What would Oscar say about cinema? He would probably find something extremely vulgar about it, and therefore swing from rabid adoration to genuine disgust every 30 days or so as the moon rises and falls. That’s why we love him. Mr. Wilde might not have lived long enough to hail the coming of the moving image – he left this world quite untimely and in regrettably bad shape in 1900 – still we cannot but wonder: what would Oscar think about cinema? Which films would he like the most? To celebrate this son of Ireland, let’s take our thought experiment a bit further. Here’s our take on it.
3. IN THE MOOD FOR LOVE
Kar-wai Wong, 2000
Every modern cinephile has a guilty pleasure, and in most cases that’s perfectionist shots. From Wes Anderson to – you name it. So, it is indeed refreshing to see cinematography things soar to another level and meet Kar-wai Wong’s masterly filmmaking touch. In many respects, In the Mood for Love sums up Nineties filmmaking and opens new gateways to what’s yet to come – bridging two eras under Kar-wai’s unifying auteurial touch. Passion, desire, intrigue. As you can see, there would have been plenty for Mr.

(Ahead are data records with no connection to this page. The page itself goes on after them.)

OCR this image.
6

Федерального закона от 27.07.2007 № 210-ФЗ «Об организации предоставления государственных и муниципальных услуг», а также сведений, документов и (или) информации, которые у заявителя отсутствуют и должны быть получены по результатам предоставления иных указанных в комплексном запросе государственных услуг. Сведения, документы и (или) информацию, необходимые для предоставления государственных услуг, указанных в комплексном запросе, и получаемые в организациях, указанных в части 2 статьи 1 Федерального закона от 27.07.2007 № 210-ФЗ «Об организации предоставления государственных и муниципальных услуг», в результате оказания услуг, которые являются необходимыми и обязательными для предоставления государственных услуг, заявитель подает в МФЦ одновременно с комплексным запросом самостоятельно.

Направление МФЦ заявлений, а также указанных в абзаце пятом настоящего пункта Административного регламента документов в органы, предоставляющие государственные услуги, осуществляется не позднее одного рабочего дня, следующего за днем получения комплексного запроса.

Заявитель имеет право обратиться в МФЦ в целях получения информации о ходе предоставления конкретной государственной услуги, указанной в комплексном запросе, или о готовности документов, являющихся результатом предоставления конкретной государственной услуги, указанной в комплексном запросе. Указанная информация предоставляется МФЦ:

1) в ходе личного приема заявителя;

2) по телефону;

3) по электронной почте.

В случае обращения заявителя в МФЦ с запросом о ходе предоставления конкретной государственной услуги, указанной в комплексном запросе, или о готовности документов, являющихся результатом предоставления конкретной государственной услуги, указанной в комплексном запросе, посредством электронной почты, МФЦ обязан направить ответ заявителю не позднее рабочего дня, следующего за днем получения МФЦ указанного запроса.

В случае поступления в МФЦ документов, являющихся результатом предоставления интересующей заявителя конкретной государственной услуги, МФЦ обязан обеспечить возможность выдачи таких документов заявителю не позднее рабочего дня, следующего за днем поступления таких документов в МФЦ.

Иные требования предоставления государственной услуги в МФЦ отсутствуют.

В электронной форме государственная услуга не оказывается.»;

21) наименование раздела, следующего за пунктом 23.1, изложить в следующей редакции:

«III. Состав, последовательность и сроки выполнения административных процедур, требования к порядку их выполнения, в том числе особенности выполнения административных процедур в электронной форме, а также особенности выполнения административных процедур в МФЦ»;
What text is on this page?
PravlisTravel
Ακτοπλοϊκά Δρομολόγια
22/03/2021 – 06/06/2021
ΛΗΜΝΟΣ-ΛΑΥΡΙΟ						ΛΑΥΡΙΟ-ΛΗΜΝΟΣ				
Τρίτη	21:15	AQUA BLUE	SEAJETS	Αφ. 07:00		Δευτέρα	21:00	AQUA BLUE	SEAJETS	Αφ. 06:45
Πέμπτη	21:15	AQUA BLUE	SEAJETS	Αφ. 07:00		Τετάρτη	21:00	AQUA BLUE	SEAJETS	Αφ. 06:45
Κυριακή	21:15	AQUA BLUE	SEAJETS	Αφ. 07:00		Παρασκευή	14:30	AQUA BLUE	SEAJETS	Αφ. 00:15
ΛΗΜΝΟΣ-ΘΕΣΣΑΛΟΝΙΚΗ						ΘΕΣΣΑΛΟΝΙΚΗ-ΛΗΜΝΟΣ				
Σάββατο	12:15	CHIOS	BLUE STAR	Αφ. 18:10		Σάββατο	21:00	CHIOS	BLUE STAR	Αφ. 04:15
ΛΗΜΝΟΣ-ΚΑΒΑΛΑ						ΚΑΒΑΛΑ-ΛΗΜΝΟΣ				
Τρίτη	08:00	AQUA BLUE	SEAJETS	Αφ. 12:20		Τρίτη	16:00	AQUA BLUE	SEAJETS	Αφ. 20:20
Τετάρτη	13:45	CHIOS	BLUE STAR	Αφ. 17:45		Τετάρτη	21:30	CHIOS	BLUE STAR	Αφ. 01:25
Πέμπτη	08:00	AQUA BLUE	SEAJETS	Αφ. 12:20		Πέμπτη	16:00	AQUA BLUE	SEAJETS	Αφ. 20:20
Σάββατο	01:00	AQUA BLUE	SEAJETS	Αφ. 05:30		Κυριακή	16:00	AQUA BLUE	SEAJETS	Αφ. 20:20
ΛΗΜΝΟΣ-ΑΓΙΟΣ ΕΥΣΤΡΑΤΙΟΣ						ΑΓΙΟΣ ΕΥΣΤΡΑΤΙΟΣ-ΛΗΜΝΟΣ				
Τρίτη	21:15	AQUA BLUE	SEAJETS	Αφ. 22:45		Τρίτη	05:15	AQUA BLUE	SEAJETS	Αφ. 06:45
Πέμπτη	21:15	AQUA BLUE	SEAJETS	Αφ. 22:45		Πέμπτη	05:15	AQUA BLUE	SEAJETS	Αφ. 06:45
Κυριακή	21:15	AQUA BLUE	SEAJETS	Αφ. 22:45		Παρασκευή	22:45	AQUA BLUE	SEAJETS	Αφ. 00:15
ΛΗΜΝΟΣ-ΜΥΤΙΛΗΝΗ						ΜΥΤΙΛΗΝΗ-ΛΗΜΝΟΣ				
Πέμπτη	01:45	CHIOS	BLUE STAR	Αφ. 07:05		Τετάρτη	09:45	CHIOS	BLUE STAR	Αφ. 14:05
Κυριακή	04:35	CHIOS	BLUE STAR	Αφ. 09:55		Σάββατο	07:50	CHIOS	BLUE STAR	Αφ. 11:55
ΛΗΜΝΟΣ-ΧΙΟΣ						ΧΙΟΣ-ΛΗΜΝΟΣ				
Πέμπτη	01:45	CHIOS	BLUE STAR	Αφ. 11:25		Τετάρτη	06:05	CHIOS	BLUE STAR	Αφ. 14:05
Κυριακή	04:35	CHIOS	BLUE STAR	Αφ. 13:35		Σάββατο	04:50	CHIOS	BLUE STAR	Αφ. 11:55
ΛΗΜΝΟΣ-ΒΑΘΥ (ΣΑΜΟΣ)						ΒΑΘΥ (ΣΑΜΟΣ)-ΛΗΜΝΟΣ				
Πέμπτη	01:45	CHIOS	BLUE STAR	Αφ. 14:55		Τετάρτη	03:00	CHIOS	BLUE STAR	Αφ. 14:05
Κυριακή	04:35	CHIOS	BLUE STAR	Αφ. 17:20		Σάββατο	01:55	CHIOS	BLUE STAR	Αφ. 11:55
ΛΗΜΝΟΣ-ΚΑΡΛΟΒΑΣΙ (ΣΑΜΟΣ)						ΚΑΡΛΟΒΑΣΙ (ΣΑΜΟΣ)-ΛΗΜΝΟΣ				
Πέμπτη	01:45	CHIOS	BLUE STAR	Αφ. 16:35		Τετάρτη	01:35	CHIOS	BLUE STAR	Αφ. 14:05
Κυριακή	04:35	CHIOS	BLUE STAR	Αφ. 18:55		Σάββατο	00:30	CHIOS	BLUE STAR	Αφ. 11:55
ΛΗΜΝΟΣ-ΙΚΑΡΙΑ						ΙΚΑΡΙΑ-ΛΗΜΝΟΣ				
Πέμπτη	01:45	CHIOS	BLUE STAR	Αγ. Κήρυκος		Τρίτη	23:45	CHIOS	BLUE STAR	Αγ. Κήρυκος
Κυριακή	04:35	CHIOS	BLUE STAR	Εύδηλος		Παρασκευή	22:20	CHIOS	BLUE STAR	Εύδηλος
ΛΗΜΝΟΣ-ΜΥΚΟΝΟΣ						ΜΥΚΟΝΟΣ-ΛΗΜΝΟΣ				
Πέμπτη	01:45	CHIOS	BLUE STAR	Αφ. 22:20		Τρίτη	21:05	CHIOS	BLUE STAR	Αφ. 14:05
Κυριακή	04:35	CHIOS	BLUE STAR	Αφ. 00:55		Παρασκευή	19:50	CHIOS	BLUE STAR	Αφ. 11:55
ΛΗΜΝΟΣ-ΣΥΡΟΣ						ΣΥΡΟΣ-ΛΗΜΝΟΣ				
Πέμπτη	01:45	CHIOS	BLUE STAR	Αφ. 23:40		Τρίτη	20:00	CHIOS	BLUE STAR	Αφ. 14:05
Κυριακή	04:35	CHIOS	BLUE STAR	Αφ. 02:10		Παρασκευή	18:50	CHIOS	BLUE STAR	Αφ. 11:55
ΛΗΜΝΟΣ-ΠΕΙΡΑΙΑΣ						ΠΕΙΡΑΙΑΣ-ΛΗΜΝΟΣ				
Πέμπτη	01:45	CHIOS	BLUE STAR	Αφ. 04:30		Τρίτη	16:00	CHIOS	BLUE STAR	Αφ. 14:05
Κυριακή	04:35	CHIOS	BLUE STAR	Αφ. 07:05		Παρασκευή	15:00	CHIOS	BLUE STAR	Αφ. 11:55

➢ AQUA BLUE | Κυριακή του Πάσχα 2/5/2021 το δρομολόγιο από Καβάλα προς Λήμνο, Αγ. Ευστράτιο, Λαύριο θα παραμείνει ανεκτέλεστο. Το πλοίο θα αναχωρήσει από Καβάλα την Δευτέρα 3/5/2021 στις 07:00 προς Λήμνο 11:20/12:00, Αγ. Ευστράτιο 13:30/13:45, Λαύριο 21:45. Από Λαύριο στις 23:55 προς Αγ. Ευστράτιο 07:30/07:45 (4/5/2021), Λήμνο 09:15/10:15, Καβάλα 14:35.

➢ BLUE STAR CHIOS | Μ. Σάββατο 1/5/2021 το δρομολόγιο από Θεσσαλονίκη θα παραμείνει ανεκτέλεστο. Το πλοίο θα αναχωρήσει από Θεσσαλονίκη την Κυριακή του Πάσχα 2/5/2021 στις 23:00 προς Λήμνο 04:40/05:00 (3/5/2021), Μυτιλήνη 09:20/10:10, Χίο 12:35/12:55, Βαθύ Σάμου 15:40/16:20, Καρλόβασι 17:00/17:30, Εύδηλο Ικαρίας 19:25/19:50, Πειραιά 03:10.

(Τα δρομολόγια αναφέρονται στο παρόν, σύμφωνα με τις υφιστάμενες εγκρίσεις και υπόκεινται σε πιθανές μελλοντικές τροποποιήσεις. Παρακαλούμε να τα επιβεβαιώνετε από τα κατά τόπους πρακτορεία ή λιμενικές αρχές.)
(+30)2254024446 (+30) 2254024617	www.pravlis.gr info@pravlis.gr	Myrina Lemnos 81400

Wilde to fall in love with.
2. THE RED SHOES
Powell and Pressburger, 1948
Grace and daring innovation mingle in this all-time classic by Powell and Pressburger. The Red Shoes is a story of art and damnation through art – so how do you think Oscar could have ever rejected the English duo’s attempt? Powered by romantic imagery and early-cinema shooting solutions, The Red Shoes is the perfect combination of tradition and innovation – a true masterpiece if ever there was one, which still has lots to teach to newcomers of the moving image. And, of course, Mr. Wilde would have craved a second viewing multiple times.
1. BEAUTY AND THE BEAST
(La Belle et la Bête)
Jean Cocteau, 1946
There is something you need to know about this timeless story: as with many other things, Disney provided their own take on it. Cocteau, instead, well, he was a sassy badass when it came to shooting films. That’s why he went back to the ueber-original version of Beaumont’s 1757 fairytale and turned it into one of the most alluring black-and-white films ever. To fully navigate through the sensuality of Cocteau’s Beauty and the Beast, I heartily suggest you watch it in French – you’ll get an unforgettable taste of what the Language of Love sounds like when taken to its emotional extremes.